Das Geld wird an die Schulträger (Landkreise, kreisfreie Städte und freie träger) gezahlt, die wiederum die Schulen mit neuer Technik ausstatten. Thüringens Kultusminister Prof. Dr. Jens Goebel (CDU) sagte dazu: „Moderne Kommunikationsmittel gehören heute zu zum Alltag. Kinder und Jugendliche lernen den Umgang mit Computern schon sehr zeitig. Der Schule kommt die Aufgabe zu, Wissen und Fertigkeiten der Schüler systematisch zu entwickeln. Dazu brauchen wir eine gute technische Ausstattung unserer Schulen, aber auch schlüssige Konzepte. Über beides verfügen wir in Thüringen. Gute Ausstattung und schlüssige Konzepte sind der Schlüssel zum Erfolg.“

Mit dem den Schulen zur Verfügung gestellten Geld können nicht nur Computer und Software angeschafft werden. Darüber hinaus können auch Geräte zur Unterstützung des naturwissenschaftlichen Unterrichts und des Unterrichts in berufsbildenden Schulen gekauft werden. Dazu zählen Steuerungs- und Regeltechnik, aber auch Mess-, Prüf und CNC-Technik. „Damit wir auch in den nächsten Jahren die Schulen mit moderner Computer- und Kommunikationstechnik ausstatten können, werden Europäische Union, Land und Kommunen bis 2013 insgesamt rund 38,6 Mio. Euro an Fördermitteln bereitstellen können“, freut sich Minister Goebel.

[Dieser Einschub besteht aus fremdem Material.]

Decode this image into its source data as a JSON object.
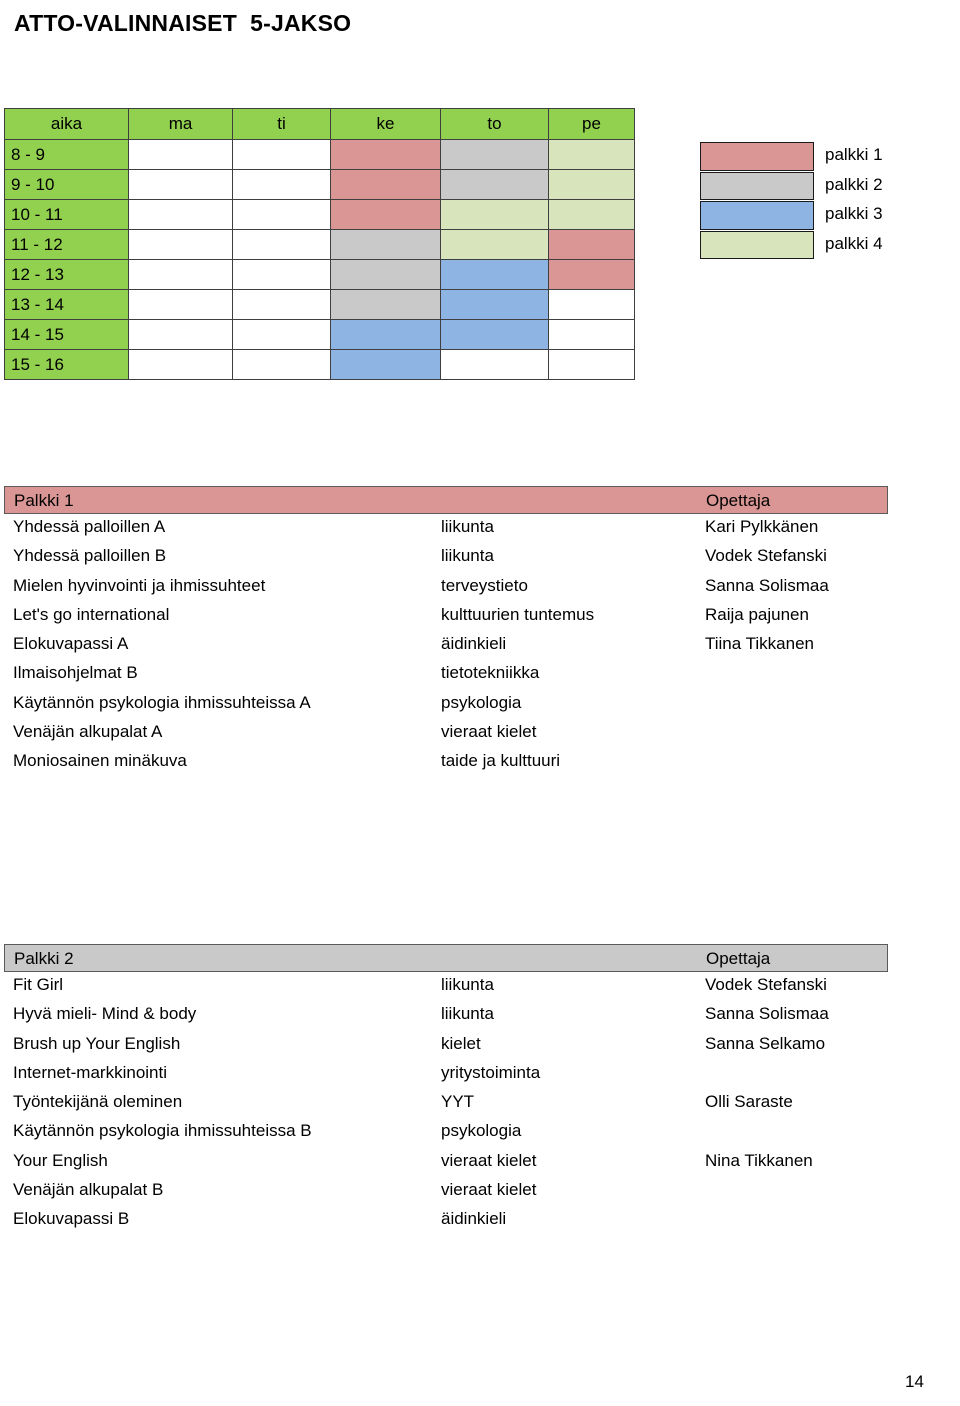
{
  "document": {
    "title": "ATTO-VALINNAISET  5-JAKSO",
    "page_number": "14"
  },
  "colors": {
    "header_green": "#92D050",
    "palkki1": "#D99694",
    "palkki2": "#C9C9C9",
    "palkki3": "#8EB4E3",
    "palkki4": "#D8E4BC",
    "empty": "#FFFFFF"
  },
  "timetable": {
    "columns": [
      "aika",
      "ma",
      "ti",
      "ke",
      "to",
      "pe"
    ],
    "rows": [
      {
        "time": "8 - 9",
        "cells": [
          "empty",
          "empty",
          "p1",
          "p2",
          "p4"
        ]
      },
      {
        "time": "9 - 10",
        "cells": [
          "empty",
          "empty",
          "p1",
          "p2",
          "p4"
        ]
      },
      {
        "time": "10 - 11",
        "cells": [
          "empty",
          "empty",
          "p1",
          "p4",
          "p4"
        ]
      },
      {
        "time": "11 - 12",
        "cells": [
          "empty",
          "empty",
          "p2",
          "p4",
          "p1"
        ]
      },
      {
        "time": "12 - 13",
        "cells": [
          "empty",
          "empty",
          "p2",
          "p3",
          "p1"
        ]
      },
      {
        "time": "13 - 14",
        "cells": [
          "empty",
          "empty",
          "p2",
          "p3",
          "empty"
        ]
      },
      {
        "time": "14 - 15",
        "cells": [
          "empty",
          "empty",
          "p3",
          "p3",
          "empty"
        ]
      },
      {
        "time": "15 - 16",
        "cells": [
          "empty",
          "empty",
          "p3",
          "empty",
          "empty"
        ]
      }
    ]
  },
  "legend": {
    "items": [
      {
        "label": "palkki 1",
        "swatch": "p1"
      },
      {
        "label": "palkki 2",
        "swatch": "p2"
      },
      {
        "label": "palkki 3",
        "swatch": "p3"
      },
      {
        "label": "palkki 4",
        "swatch": "p4"
      }
    ]
  },
  "palkki_tables": [
    {
      "id": "palkki-1",
      "header_style": "h-p1",
      "title": "Palkki 1",
      "teacher_header": "Opettaja",
      "rows": [
        {
          "course": "Yhdessä palloillen A",
          "subject": "liikunta",
          "teacher": "Kari Pylkkänen"
        },
        {
          "course": "Yhdessä palloillen B",
          "subject": "liikunta",
          "teacher": "Vodek Stefanski"
        },
        {
          "course": "Mielen hyvinvointi ja ihmissuhteet",
          "subject": "terveystieto",
          "teacher": "Sanna Solismaa"
        },
        {
          "course": "Let's go international",
          "subject": "kulttuurien tuntemus",
          "teacher": "Raija pajunen"
        },
        {
          "course": "Elokuvapassi A",
          "subject": "äidinkieli",
          "teacher": "Tiina Tikkanen"
        },
        {
          "course": "Ilmaisohjelmat B",
          "subject": "tietotekniikka",
          "teacher": ""
        },
        {
          "course": "Käytännön psykologia ihmissuhteissa A",
          "subject": "psykologia",
          "teacher": ""
        },
        {
          "course": "Venäjän alkupalat A",
          "subject": "vieraat kielet",
          "teacher": ""
        },
        {
          "course": "Moniosainen minäkuva",
          "subject": "taide ja kulttuuri",
          "teacher": ""
        }
      ]
    },
    {
      "id": "palkki-2",
      "header_style": "h-p2",
      "title": "Palkki 2",
      "teacher_header": "Opettaja",
      "rows": [
        {
          "course": "Fit Girl",
          "subject": "liikunta",
          "teacher": "Vodek Stefanski"
        },
        {
          "course": "Hyvä mieli- Mind & body",
          "subject": "liikunta",
          "teacher": "Sanna Solismaa"
        },
        {
          "course": "Brush up Your English",
          "subject": "kielet",
          "teacher": "Sanna Selkamo"
        },
        {
          "course": "Internet-markkinointi",
          "subject": "yritystoiminta",
          "teacher": ""
        },
        {
          "course": "Työntekijänä oleminen",
          "subject": "YYT",
          "teacher": "Olli Saraste"
        },
        {
          "course": "Käytännön psykologia ihmissuhteissa B",
          "subject": "psykologia",
          "teacher": ""
        },
        {
          "course": "Your English",
          "subject": "vieraat kielet",
          "teacher": "Nina Tikkanen"
        },
        {
          "course": "Venäjän alkupalat B",
          "subject": "vieraat kielet",
          "teacher": ""
        },
        {
          "course": "Elokuvapassi B",
          "subject": "äidinkieli",
          "teacher": ""
        }
      ]
    }
  ]
}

An den 1.044 Thüringer Schulen lernen in diesem Schuljahr rund 261.200 Schülerinnen und Schüler. Im Schnitt haben 10 Grundschüler Zugriff auf einen Computer. In den weiterführenden allgemeinbildenden Schulen kommen 8,2 Schüler auf einen Computer und an den berufsbildenden Schulen 9,1 Schüler. Durchschnittlich verfügt jede 2. Grundschule über ein eigenes Computerkabinett, auf zwei weiterführende allgemeinbildende Schulen kommen drei Computerkabinette. An jeder berufsbildenden Schule gibt es durchschnittlich vier solche Kabinette. Rund 97 Prozent der Schulen haben einen Internetzugang.